Cutting Concrete Pipes – For this activity, some special safety procedures should be taken to prohibit the pipe from moving while cutting, specifically when a handheld saw is used. A hazard during pipe cutting can be counted to be the pressure from the increased flange at the pipe-end resulting in closing and pinching the saw blade, resulting in blade shatter or kick-back injury.
Toxic Fumes – In the lack of proper ventilation, petrol motor emissions packed with carbon monoxide and other harmful gases can generate to hazardous levels.
Electric Cables, Water or Gas Pipes – Exposing utility services, particularly in existing structures, can expose the operator to the risk of electrocution, slipping, and open to toxic gases or often explosion too.
Power Cords – When linked with electric-powered cutting devices and other equipments, these may often be damaged. Reservoir of water coolant and suspension could lead to electrocution because of an exposed wire.
Uneven Surfaces – Such situation can enhance the risk of tripping and stumbling of the operator, leading to an unusual movement of the saw resulting in kick-back.
Wet, Slippery Surface – This condition of having slurry or water on floors can make the operator slip and fall.
Vibration – Whole body or arm vibration, if borne for a long time by using drilling and cutting device, may result in nerve, joint and circulatory damage.
Working Alone – Working without any assistance may be a risky bet as this activity would require assistance in case of any urgency or injury.
Noise – High decibel of noise emerged from concrete cutting or drilling is a potential workplace hazard.

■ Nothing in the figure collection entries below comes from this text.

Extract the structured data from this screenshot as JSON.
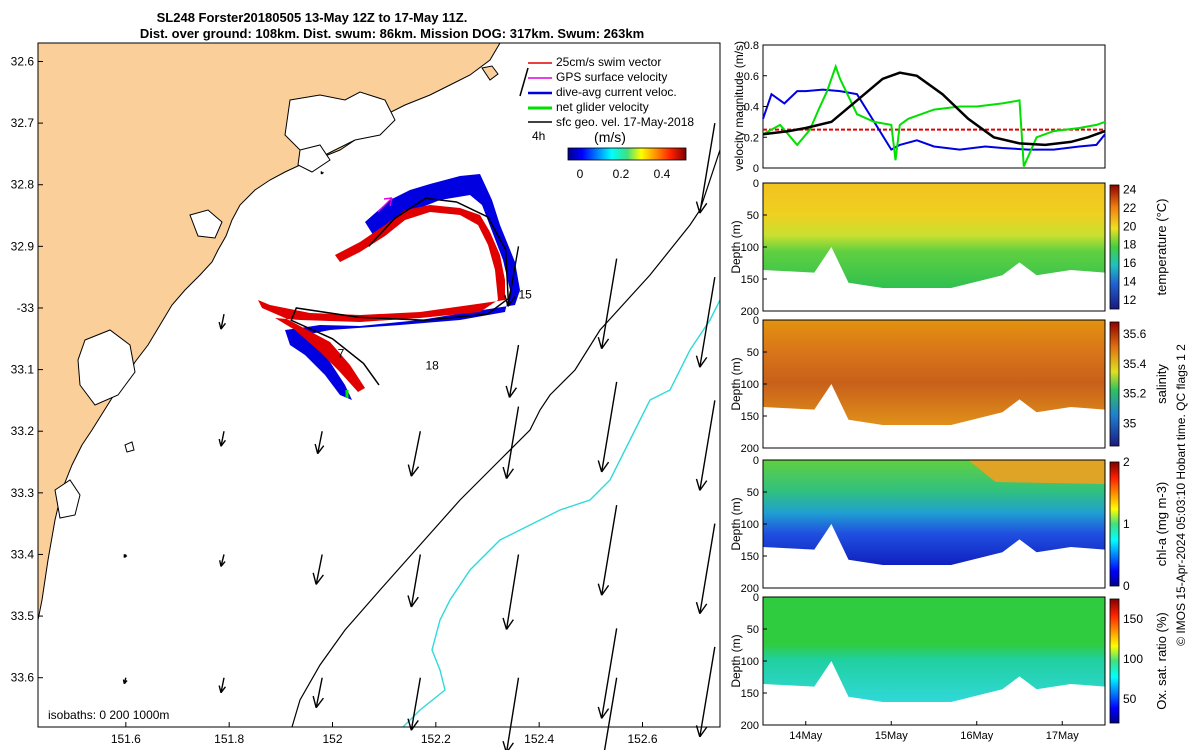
{
  "title": {
    "line1": "SL248 Forster20180505 13-May 12Z to 17-May 11Z.",
    "line2": "Dist. over ground: 108km. Dist. swum: 86km. Mission DOG: 317km. Swum: 263km"
  },
  "colors": {
    "land": "#fbcf9a",
    "swim": "#e00000",
    "gps": "#e000e0",
    "current": "#0000e0",
    "net": "#00e000",
    "geo": "#000000",
    "isobath200": "#000000",
    "isobath1000": "#30dada"
  },
  "chart_data": [
    {
      "type": "map",
      "name": "glider track map",
      "xlim": [
        151.43,
        152.75
      ],
      "ylim": [
        32.57,
        33.68
      ],
      "y_reversed": true,
      "x_ticks": [
        151.6,
        151.8,
        152,
        152.2,
        152.4,
        152.6
      ],
      "x_tick_labels": [
        "151.6",
        "151.8",
        "152",
        "152.2",
        "152.4",
        "152.6"
      ],
      "y_ticks": [
        32.6,
        32.7,
        32.8,
        32.9,
        33.0,
        33.1,
        33.2,
        33.3,
        33.4,
        33.5,
        33.6
      ],
      "y_tick_labels": [
        "32.6",
        "32.7",
        "32.8",
        "32.9",
        "-33",
        "33.1",
        "33.2",
        "33.3",
        "33.4",
        "33.5",
        "33.6"
      ],
      "legend": [
        {
          "label": "25cm/s swim vector",
          "key": "swim"
        },
        {
          "label": "GPS surface velocity",
          "key": "gps"
        },
        {
          "label": "dive-avg current veloc.",
          "key": "current"
        },
        {
          "label": "net glider velocity",
          "key": "net"
        },
        {
          "label": "sfc geo. vel. 17-May-2018",
          "key": "geo"
        }
      ],
      "scale_label": "4h",
      "colorbar": {
        "label": "(m/s)",
        "ticks": [
          "0",
          "0.2",
          "0.4"
        ],
        "range": [
          0,
          0.5
        ]
      },
      "isobaths_label": "isobaths: 0   200  1000m",
      "track_day_labels": [
        {
          "text": "15",
          "lon": 152.36,
          "lat": 32.985
        },
        {
          "text": "7",
          "lon": 152.01,
          "lat": 33.08
        },
        {
          "text": "18",
          "lon": 152.18,
          "lat": 33.1
        }
      ],
      "track": [
        [
          152.07,
          32.9
        ],
        [
          152.12,
          32.855
        ],
        [
          152.18,
          32.822
        ],
        [
          152.24,
          32.828
        ],
        [
          152.3,
          32.852
        ],
        [
          152.335,
          32.905
        ],
        [
          152.34,
          32.985
        ],
        [
          152.3,
          33.01
        ],
        [
          152.18,
          33.02
        ],
        [
          152.05,
          33.015
        ],
        [
          151.93,
          33.0
        ],
        [
          151.92,
          33.02
        ],
        [
          152.0,
          33.05
        ],
        [
          152.06,
          33.09
        ],
        [
          152.09,
          33.125
        ]
      ],
      "geo_arrows": [
        {
          "lon": 151.79,
          "lat": 33.01,
          "u": -0.02,
          "v": -0.1
        },
        {
          "lon": 151.79,
          "lat": 33.2,
          "u": -0.02,
          "v": -0.1
        },
        {
          "lon": 151.98,
          "lat": 33.2,
          "u": -0.03,
          "v": -0.15
        },
        {
          "lon": 152.17,
          "lat": 33.2,
          "u": -0.06,
          "v": -0.3
        },
        {
          "lon": 152.36,
          "lat": 33.16,
          "u": -0.08,
          "v": -0.48
        },
        {
          "lon": 152.36,
          "lat": 32.9,
          "u": -0.07,
          "v": -0.4
        },
        {
          "lon": 152.36,
          "lat": 33.06,
          "u": -0.06,
          "v": -0.35
        },
        {
          "lon": 152.55,
          "lat": 32.92,
          "u": -0.1,
          "v": -0.6
        },
        {
          "lon": 152.55,
          "lat": 33.12,
          "u": -0.1,
          "v": -0.6
        },
        {
          "lon": 152.55,
          "lat": 33.32,
          "u": -0.1,
          "v": -0.6
        },
        {
          "lon": 152.55,
          "lat": 33.52,
          "u": -0.1,
          "v": -0.6
        },
        {
          "lon": 152.74,
          "lat": 32.7,
          "u": -0.1,
          "v": -0.6
        },
        {
          "lon": 152.74,
          "lat": 32.95,
          "u": -0.1,
          "v": -0.6
        },
        {
          "lon": 152.74,
          "lat": 33.15,
          "u": -0.1,
          "v": -0.6
        },
        {
          "lon": 152.74,
          "lat": 33.35,
          "u": -0.1,
          "v": -0.6
        },
        {
          "lon": 152.74,
          "lat": 33.55,
          "u": -0.1,
          "v": -0.6
        },
        {
          "lon": 151.6,
          "lat": 33.4,
          "u": -0.01,
          "v": -0.02
        },
        {
          "lon": 151.79,
          "lat": 33.4,
          "u": -0.02,
          "v": -0.08
        },
        {
          "lon": 151.98,
          "lat": 33.4,
          "u": -0.04,
          "v": -0.2
        },
        {
          "lon": 152.17,
          "lat": 33.4,
          "u": -0.06,
          "v": -0.35
        },
        {
          "lon": 152.36,
          "lat": 33.4,
          "u": -0.08,
          "v": -0.5
        },
        {
          "lon": 151.6,
          "lat": 33.6,
          "u": -0.01,
          "v": -0.04
        },
        {
          "lon": 151.79,
          "lat": 33.6,
          "u": -0.02,
          "v": -0.1
        },
        {
          "lon": 151.98,
          "lat": 33.6,
          "u": -0.04,
          "v": -0.2
        },
        {
          "lon": 152.17,
          "lat": 33.6,
          "u": -0.06,
          "v": -0.35
        },
        {
          "lon": 152.36,
          "lat": 33.6,
          "u": -0.08,
          "v": -0.5
        },
        {
          "lon": 152.55,
          "lat": 33.6,
          "u": -0.1,
          "v": -0.6
        },
        {
          "lon": 151.98,
          "lat": 32.78,
          "u": -0.005,
          "v": -0.01
        }
      ]
    },
    {
      "type": "line",
      "name": "velocity magnitude",
      "ylabel": "velocity magnitude (m/s)",
      "xlim": [
        13.5,
        17.5
      ],
      "ylim": [
        0,
        0.8
      ],
      "y_ticks": [
        0,
        0.2,
        0.4,
        0.6,
        0.8
      ],
      "y_tick_labels": [
        "0",
        "0.2",
        "0.4",
        "0.6",
        "0.8"
      ],
      "series": [
        {
          "name": "swim",
          "color_key": "swim",
          "style": "dashed",
          "x": [
            13.5,
            17.5
          ],
          "y": [
            0.25,
            0.25
          ]
        },
        {
          "name": "dive-avg current",
          "color_key": "current",
          "x": [
            13.5,
            13.6,
            13.75,
            13.9,
            14.0,
            14.2,
            14.4,
            14.6,
            14.8,
            15.0,
            15.1,
            15.3,
            15.5,
            15.8,
            16.1,
            16.3,
            16.6,
            16.9,
            17.2,
            17.4,
            17.5
          ],
          "y": [
            0.32,
            0.48,
            0.42,
            0.5,
            0.5,
            0.51,
            0.5,
            0.48,
            0.3,
            0.12,
            0.15,
            0.18,
            0.14,
            0.12,
            0.14,
            0.13,
            0.12,
            0.12,
            0.14,
            0.15,
            0.22
          ]
        },
        {
          "name": "net glider velocity",
          "color_key": "net",
          "x": [
            13.5,
            13.7,
            13.9,
            14.05,
            14.15,
            14.25,
            14.35,
            14.4,
            14.6,
            14.8,
            15.0,
            15.05,
            15.1,
            15.2,
            15.5,
            15.8,
            16.0,
            16.3,
            16.5,
            16.55,
            16.7,
            16.9,
            17.2,
            17.4,
            17.5
          ],
          "y": [
            0.22,
            0.28,
            0.15,
            0.25,
            0.38,
            0.5,
            0.66,
            0.58,
            0.35,
            0.3,
            0.28,
            0.05,
            0.28,
            0.32,
            0.38,
            0.4,
            0.4,
            0.42,
            0.44,
            0.01,
            0.2,
            0.24,
            0.26,
            0.28,
            0.3
          ]
        },
        {
          "name": "net glider speed (black)",
          "color_key": "geo",
          "x": [
            13.5,
            13.8,
            14.0,
            14.3,
            14.6,
            14.9,
            15.1,
            15.3,
            15.6,
            15.9,
            16.2,
            16.5,
            16.8,
            17.1,
            17.3,
            17.5
          ],
          "y": [
            0.22,
            0.24,
            0.26,
            0.3,
            0.44,
            0.58,
            0.62,
            0.6,
            0.48,
            0.32,
            0.2,
            0.16,
            0.15,
            0.17,
            0.2,
            0.24
          ]
        }
      ]
    },
    {
      "type": "heatmap",
      "name": "temperature section",
      "ylabel": "Depth (m)",
      "cbar_label": "temperature (°C)",
      "ylim": [
        0,
        200
      ],
      "y_ticks": [
        0,
        50,
        100,
        150,
        200
      ],
      "y_tick_labels": [
        "0",
        "50",
        "100",
        "150",
        "200"
      ],
      "cbar_ticks": [
        "12",
        "14",
        "16",
        "18",
        "20",
        "22",
        "24"
      ],
      "cbar_range": [
        11,
        24.5
      ],
      "surface_value": 22.2,
      "deep_value": 16.2,
      "colormap": "thermal"
    },
    {
      "type": "heatmap",
      "name": "salinity section",
      "ylabel": "Depth (m)",
      "cbar_label": "salinity",
      "ylim": [
        0,
        200
      ],
      "y_ticks": [
        0,
        50,
        100,
        150,
        200
      ],
      "y_tick_labels": [
        "0",
        "50",
        "100",
        "150",
        "200"
      ],
      "cbar_ticks": [
        "35",
        "35.2",
        "35.4",
        "35.6"
      ],
      "cbar_range": [
        34.85,
        35.68
      ],
      "surface_value": 35.45,
      "deep_value": 35.55,
      "colormap": "haline"
    },
    {
      "type": "heatmap",
      "name": "chlorophyll section",
      "ylabel": "Depth (m)",
      "cbar_label": "chl-a (mg m-3)",
      "ylim": [
        0,
        200
      ],
      "y_ticks": [
        0,
        50,
        100,
        150,
        200
      ],
      "y_tick_labels": [
        "0",
        "50",
        "100",
        "150",
        "200"
      ],
      "cbar_ticks": [
        "0",
        "1",
        "2"
      ],
      "cbar_range": [
        0,
        2
      ],
      "surface_value": 1.1,
      "deep_value": 0.3,
      "colormap": "jet"
    },
    {
      "type": "heatmap",
      "name": "oxygen saturation section",
      "ylabel": "Depth (m)",
      "cbar_label": "Ox. sat. ratio (%)",
      "ylim": [
        0,
        200
      ],
      "y_ticks": [
        0,
        50,
        100,
        150,
        200
      ],
      "y_tick_labels": [
        "0",
        "50",
        "100",
        "150",
        "200"
      ],
      "cbar_ticks": [
        "50",
        "100",
        "150"
      ],
      "cbar_range": [
        20,
        175
      ],
      "surface_value": 108,
      "deep_value": 85,
      "colormap": "jet",
      "x_ticks": [
        14,
        15,
        16,
        17
      ],
      "x_tick_labels": [
        "14May",
        "15May",
        "16May",
        "17May"
      ]
    }
  ],
  "credit": "© IMOS 15-Apr-2024 05:03:10 Hobart time. QC flags 1  2"
}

It is suggested that an appropriately experienced and qualified engineer should conduct an on-site assessment prior to performing any cutting or drilling of a pre-tensioned or post-tensioned structure of a building or structure.
The evaluation report should be documented and presented before the person contracted to perform the task.
Identify Hazards and Control Risks
Identifying the hazard and assessing the risk for every type of concrete cutting and drilling tasks is required to develop and implement control measures for every piece of equipment and every job.
Control measures should include safe working tactics, should be conceptualized in consultation with everyone at the workplace, including workers, employers, managers, supervisors, in charge of workplaces, contract people, and health and safety representatives.
When working with such hazardous equipments, it is essential to follow certain laid down safety measures. Some of the most successful safety rules include – control measures must be daily reviewed and analyzed by communication and consultation, safety and health committee meet ups, regular check of equipment and work safety measures, keeping track of accident and near-miss records, injury and lost time data; and repair and maintenance reports.